MacBook Pro 2015 Under Fire As Four More Airlines Ban It From Flights
Apple's troubles with select models of the 2015 MacBook seem to be getting worse. The FAA got the ball rolling when it reminded travelers early last month to avoid carrying recalled batteries unless the cells were repaired or recalled by the manufacturer. Then, airlines operated by Total Cargo Expertise issued instructions to avoid carrying 15-inch MacBook Pros manufactured between mid-2015 and February 2017 on its flights. The notebooks are banned from both passenger and cargo holds. Now, over this past week, four more airlines have joined the 15-inch MacBook Pro boycott. Take a look below for more details.
Thai, Singapore Airlines Join Virgin Atlantic & Qantas In Banning 15-inch MacBook Pro From Flights
In a statement, Qantas airlines has prohibited passengers from carrying the affected MacBook Pros in either their carry-on items or checked luggage. The airline also advises passengers to check Apple's website to confirm if their notebooks fall under the company's battery recall program. The move follows the Vietnamese Civil Aviation Authority's decision to also prohibit passengers and crew members from carrying the affected notebooks on flights.
The defective MacBook Pros were also added to Virgin Australia's list of Dangerous Goods. However, the airline takes a more stringent approach, and requires that "ALL Apple MacBooks must be placed in carry-on baggage only." This means that if you're traveling with Virgin Australia, and even if you own a 2018 MacBook Pro, then you'll be unable to put your notebook in checked-in baggage.
Carrier Thai Airways has also followed Singapore Airlines' move, and the latest airline to join the group is Qantas Airways. According to a statement the airline given to ZDNet, "Until further notice, all 15-inch Apple MacBook Pros must be carried in cabin baggage and switched off for flight following a recall notice issued by Apple." This, once again means that even if you've got a 2018 15-inch MacBook Pro, Qantas will require you to switch off the notebook and place it in cabin baggage.
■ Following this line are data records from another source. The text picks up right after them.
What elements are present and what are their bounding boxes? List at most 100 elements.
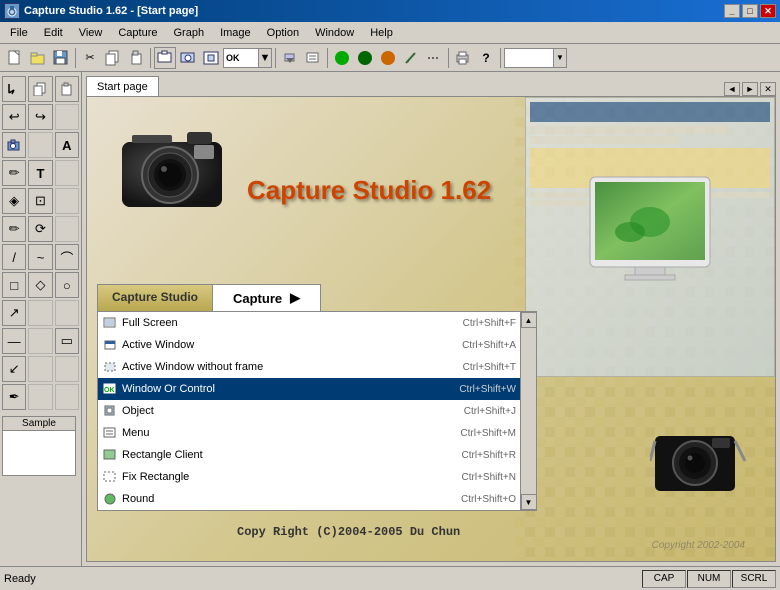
- menu-row-menu[interactable]: Menu Ctrl+Shift+M: [98, 422, 520, 444]
- lt-empty7[interactable]: [55, 300, 79, 326]
- tb-paste[interactable]: [125, 47, 147, 69]
- menu-capture[interactable]: Capture: [110, 23, 165, 43]
- dropdown-container: Full Screen Ctrl+Shift+F Active Window C…: [97, 311, 537, 511]
- tb-help[interactable]: ?: [475, 47, 497, 69]
- lt-dash-line[interactable]: —: [2, 328, 26, 354]
- tb-save[interactable]: [50, 47, 72, 69]
- lt-pen2[interactable]: ✒: [2, 384, 26, 410]
- tb-color-darkgreen[interactable]: [354, 47, 376, 69]
- ok-combo-arrow[interactable]: ▼: [258, 48, 272, 68]
- lt-undo[interactable]: ↩: [2, 104, 26, 130]
- tb-capture-2[interactable]: [177, 47, 199, 69]
- lt-rotate[interactable]: ⟳: [28, 216, 52, 242]
- activewindow-icon: [102, 337, 118, 353]
- lt-line[interactable]: /: [2, 244, 26, 270]
- lt-empty5[interactable]: [55, 216, 79, 242]
- tb-text-arrow[interactable]: ▼: [553, 48, 567, 68]
- menu-window[interactable]: Window: [307, 23, 362, 43]
- lt-row-10: — ▭: [2, 328, 79, 354]
- menu-scrollbar[interactable]: ▲ ▼: [521, 311, 537, 511]
- lt-empty3[interactable]: [55, 160, 79, 186]
- tb-capture-3[interactable]: [200, 47, 222, 69]
- menu-label: Menu: [122, 427, 460, 439]
- lt-empty10[interactable]: [55, 356, 79, 382]
- lt-text-a[interactable]: A: [55, 132, 79, 158]
- tb-menu-btn[interactable]: [302, 47, 324, 69]
- menu-graph[interactable]: Graph: [166, 23, 213, 43]
- tb-dash[interactable]: [423, 47, 445, 69]
- lt-arc[interactable]: ⌒: [55, 244, 79, 270]
- lt-pencil[interactable]: ✏: [2, 160, 26, 186]
- lt-crosshair[interactable]: ◈: [2, 188, 26, 214]
- lt-copy-paste[interactable]: [28, 76, 52, 102]
- tab-next[interactable]: ►: [742, 82, 758, 96]
- tb-new[interactable]: [4, 47, 26, 69]
- tb-color-orange[interactable]: [377, 47, 399, 69]
- lt-redo[interactable]: ↪: [28, 104, 52, 130]
- tab-close[interactable]: ✕: [760, 82, 776, 96]
- close-button[interactable]: ✕: [760, 4, 776, 18]
- scroll-down[interactable]: ▼: [521, 494, 537, 510]
- lt-empty9[interactable]: [28, 356, 52, 382]
- title-bar: Capture Studio 1.62 - [Start page] _ □ ✕: [0, 0, 780, 22]
- menu-row-round[interactable]: Round Ctrl+Shift+O: [98, 488, 520, 510]
- nav-tab-capture-btn[interactable]: Capture ▶: [213, 284, 321, 311]
- toolbar-sep-5: [448, 48, 449, 68]
- scroll-track: [521, 328, 536, 494]
- scroll-up[interactable]: ▲: [521, 312, 537, 328]
- lt-arrow-diag[interactable]: ↙: [2, 356, 26, 382]
- menu-row-fixrect[interactable]: Fix Rectangle Ctrl+Shift+N: [98, 466, 520, 488]
- lt-strip[interactable]: ▭: [55, 328, 79, 354]
- menu-edit[interactable]: Edit: [36, 23, 71, 43]
- toolbar: ✂ OK ▼ ?: [0, 44, 780, 72]
- menu-row-object[interactable]: Object Ctrl+Shift+J: [98, 400, 520, 422]
- tab-prev[interactable]: ◄: [724, 82, 740, 96]
- menu-row-rectclient[interactable]: Rectangle Client Ctrl+Shift+R: [98, 444, 520, 466]
- tb-copy[interactable]: [102, 47, 124, 69]
- lt-dotted-rect[interactable]: ⊡: [28, 188, 52, 214]
- activewindow-shortcut: Ctrl+Shift+A: [462, 340, 516, 351]
- lt-ellipse[interactable]: ○: [55, 272, 79, 298]
- tb-print[interactable]: [452, 47, 474, 69]
- noframe-shortcut: Ctrl+Shift+T: [463, 362, 516, 373]
- lt-empty6[interactable]: [28, 300, 52, 326]
- lt-diamond[interactable]: ◇: [28, 272, 52, 298]
- ok-combo[interactable]: OK: [223, 48, 259, 68]
- lt-select[interactable]: [2, 76, 26, 102]
- menu-file[interactable]: File: [2, 23, 36, 43]
- lt-empty1[interactable]: [55, 104, 79, 130]
- lt-clipboard[interactable]: [55, 76, 79, 102]
- lt-empty8[interactable]: [28, 328, 52, 354]
- tb-color-green[interactable]: [331, 47, 353, 69]
- menu-view[interactable]: View: [71, 23, 111, 43]
- tab-start-page[interactable]: Start page: [86, 76, 159, 96]
- tb-open[interactable]: [27, 47, 49, 69]
- menu-row-fullscreen[interactable]: Full Screen Ctrl+Shift+F: [98, 312, 520, 334]
- menu-option[interactable]: Option: [259, 23, 307, 43]
- tb-cut[interactable]: ✂: [79, 47, 101, 69]
- tb-text-input[interactable]: [504, 48, 554, 68]
- nav-tab-capture-studio[interactable]: Capture Studio: [97, 284, 213, 311]
- tab-bar: Start page ◄ ► ✕: [82, 72, 780, 96]
- menu-help[interactable]: Help: [362, 23, 401, 43]
- tb-arrow-down[interactable]: [279, 47, 301, 69]
- lt-brush[interactable]: ✏: [2, 216, 26, 242]
- lt-text-t[interactable]: T: [28, 160, 52, 186]
- lt-empty12[interactable]: [55, 384, 79, 410]
- lt-camera[interactable]: [2, 132, 26, 158]
- lt-arrow-right[interactable]: ↗: [2, 300, 26, 326]
- lt-rect[interactable]: □: [2, 272, 26, 298]
- lt-empty2[interactable]: [28, 132, 52, 158]
- minimize-button[interactable]: _: [724, 4, 740, 18]
- maximize-button[interactable]: □: [742, 4, 758, 18]
- lt-empty11[interactable]: [28, 384, 52, 410]
- tb-pen[interactable]: [400, 47, 422, 69]
- menu-row-activewindow[interactable]: Active Window Ctrl+Shift+A: [98, 334, 520, 356]
- menu-row-windowcontrol[interactable]: OK Window Or Control Ctrl+Shift+W: [98, 378, 520, 400]
- menu-row-noframe[interactable]: Active Window without frame Ctrl+Shift+T: [98, 356, 520, 378]
- tb-capture-1[interactable]: [154, 47, 176, 69]
- lt-empty4[interactable]: [55, 188, 79, 214]
- lt-curve[interactable]: ~: [28, 244, 52, 270]
- menu-image[interactable]: Image: [212, 23, 259, 43]
- noframe-label: Active Window without frame: [122, 361, 463, 373]
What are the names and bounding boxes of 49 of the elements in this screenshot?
The ban is extreme, as it will cause undue inconvenience to passengers on long-haul flights, and it appears to stem from a lack of basic understanding about Apple's battery recall program which only affects older notebooks. Additionally, given that more airlines are implementing their interpretations of statements by the FAA and Vietnamese CAA, it's only natural that others will join the chorus. Is Apple on the brink of a PR nightmare? We'll find out soon.